Location, Location, Location

In years gone by, the picture of idyllic living involved an expansive property with lush lawns in a suburban setting. Propelled both by the beginning of the Baby Boomer migration towards retirement and property downsizing, and by a re-evaluation of professional  and living needs, increasingly, the urban centres are where it’s at. This is evidenced by the surge in condominium development in urban cores around the country, which may be a sign of things to come.

Steven Fudge, Sales Representative, Bosley R.E. Ltd (www.urbaneer.com), says that this is more than just a change, but that there is a buyer role-reversal in the works, that could have widespread impact on the marketplace. “As commuting times increase our residential differentiation will experience a cultural role reversal of sorts, as white collar suburbanites will increasingly flock to inner city neighbourhoods- many of which were once the nuclei of the ethnic working class, whom in turn will relocate to the suburbs to be closer to production centres.”

For demographic evidence of this shift, one need look no further than the Baby Boomers, and the ample statistical data from across the country to suggest that, as they near and enter retirement, are fleeing the suburbs and returning to the city centres en masse, as Fudge observes: “Baby Boomers- an aging affluent mass, prefer having their principal residences in the City- rather than in the country, as the proximity of healthcare facilities and services quickly move to centre stage.”

Modern housing has increasingly become a commodity that included a certain degree of obsolescence in its’ trappings, but as Fudge suggests- there is a rebirth of love for tried and true quality a-comin’ that will effectively change buying habits, for many of those moving towards urban centres, as well as the physical landscapes that will emerge from the shift: “Canadians who have once too often renovated over budget - and with time delays, will desire for high-quality, low-maintenance, and more efficient move-in space in the city centre. City politicians, pressured by demand, will loosen zoning restrictions downtown - and embrace and then celebrate live/work zoning enabling the creative, entrepreneurial and financial service consultants to legally operate their small firms out of their dwellings which may even have separate work quarters at street level. When city residents travel locally, pro-urbanites walk, cycle and use public transportation because it will soon take less time than driving.”

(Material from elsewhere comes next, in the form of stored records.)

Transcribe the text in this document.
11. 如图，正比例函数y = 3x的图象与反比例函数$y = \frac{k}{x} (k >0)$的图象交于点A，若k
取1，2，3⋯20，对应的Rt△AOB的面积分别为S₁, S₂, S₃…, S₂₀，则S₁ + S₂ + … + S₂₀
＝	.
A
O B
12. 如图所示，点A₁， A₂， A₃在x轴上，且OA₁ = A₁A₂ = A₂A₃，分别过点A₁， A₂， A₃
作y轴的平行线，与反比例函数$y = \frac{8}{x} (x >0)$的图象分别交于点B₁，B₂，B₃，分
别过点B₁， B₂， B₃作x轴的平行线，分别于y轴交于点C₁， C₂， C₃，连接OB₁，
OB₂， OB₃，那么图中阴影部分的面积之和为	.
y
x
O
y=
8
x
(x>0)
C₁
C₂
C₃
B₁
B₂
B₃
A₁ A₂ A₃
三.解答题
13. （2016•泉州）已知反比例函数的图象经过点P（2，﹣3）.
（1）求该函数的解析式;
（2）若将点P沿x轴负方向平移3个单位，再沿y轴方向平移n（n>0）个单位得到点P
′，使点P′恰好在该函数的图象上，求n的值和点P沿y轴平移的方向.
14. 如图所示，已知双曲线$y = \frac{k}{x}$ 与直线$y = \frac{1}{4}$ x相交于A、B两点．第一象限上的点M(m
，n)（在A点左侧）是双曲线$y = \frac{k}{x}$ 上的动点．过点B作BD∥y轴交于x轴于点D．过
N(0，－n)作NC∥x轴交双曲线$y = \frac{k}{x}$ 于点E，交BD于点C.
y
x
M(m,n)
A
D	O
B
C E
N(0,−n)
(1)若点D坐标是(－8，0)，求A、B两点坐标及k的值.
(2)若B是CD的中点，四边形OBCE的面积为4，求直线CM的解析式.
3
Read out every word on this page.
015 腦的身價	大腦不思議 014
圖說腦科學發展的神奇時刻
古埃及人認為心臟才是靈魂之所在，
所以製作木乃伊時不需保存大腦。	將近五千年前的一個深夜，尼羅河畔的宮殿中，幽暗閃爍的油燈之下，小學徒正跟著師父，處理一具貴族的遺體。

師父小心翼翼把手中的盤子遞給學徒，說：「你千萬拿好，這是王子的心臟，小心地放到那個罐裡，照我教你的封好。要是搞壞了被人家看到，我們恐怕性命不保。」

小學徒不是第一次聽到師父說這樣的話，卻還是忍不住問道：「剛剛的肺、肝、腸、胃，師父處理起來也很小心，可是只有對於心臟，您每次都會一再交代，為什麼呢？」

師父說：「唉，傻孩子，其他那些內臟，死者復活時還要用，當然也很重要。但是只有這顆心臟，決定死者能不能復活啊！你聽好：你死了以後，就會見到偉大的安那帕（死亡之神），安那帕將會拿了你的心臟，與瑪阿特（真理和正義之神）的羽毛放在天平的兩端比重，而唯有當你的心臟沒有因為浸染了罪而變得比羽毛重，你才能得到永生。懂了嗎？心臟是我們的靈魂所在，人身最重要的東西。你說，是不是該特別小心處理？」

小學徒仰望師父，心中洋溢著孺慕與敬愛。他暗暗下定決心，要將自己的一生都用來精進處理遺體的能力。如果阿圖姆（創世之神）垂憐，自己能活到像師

“With growing collective public pressure on behalf of the environment, influence by media value and consumer buying patterns, the housing industry becomes cognizant of recycling waste- the result of which is integration of housing with natural and urban co-systems, as well as the inclusion of green materials and construction techniques; there is an acute awareness of the impact of healthy housing environments on productivity that results from battling late twentieth century hazards, like the sick-building syndrome, created by the noxious gases of synthetic materials, and sponsoring research on the psychological benefits of good design on the human psyche.”

Client: Past, Present and Future

While the industry itself is in a state of flux, one thing remains front and centre- as an invisible anchor: The client.

Although the industry continues to evolve, one thing does remain constant- that real estate is first and foremost, a client centric business built by developing relationships. To understand the future of the business, one must know your clients, and know where they are heading, in terms of demands, tastes and expectations. Furthermore, you can’t follow them there; you must be waiting for them when they arrive.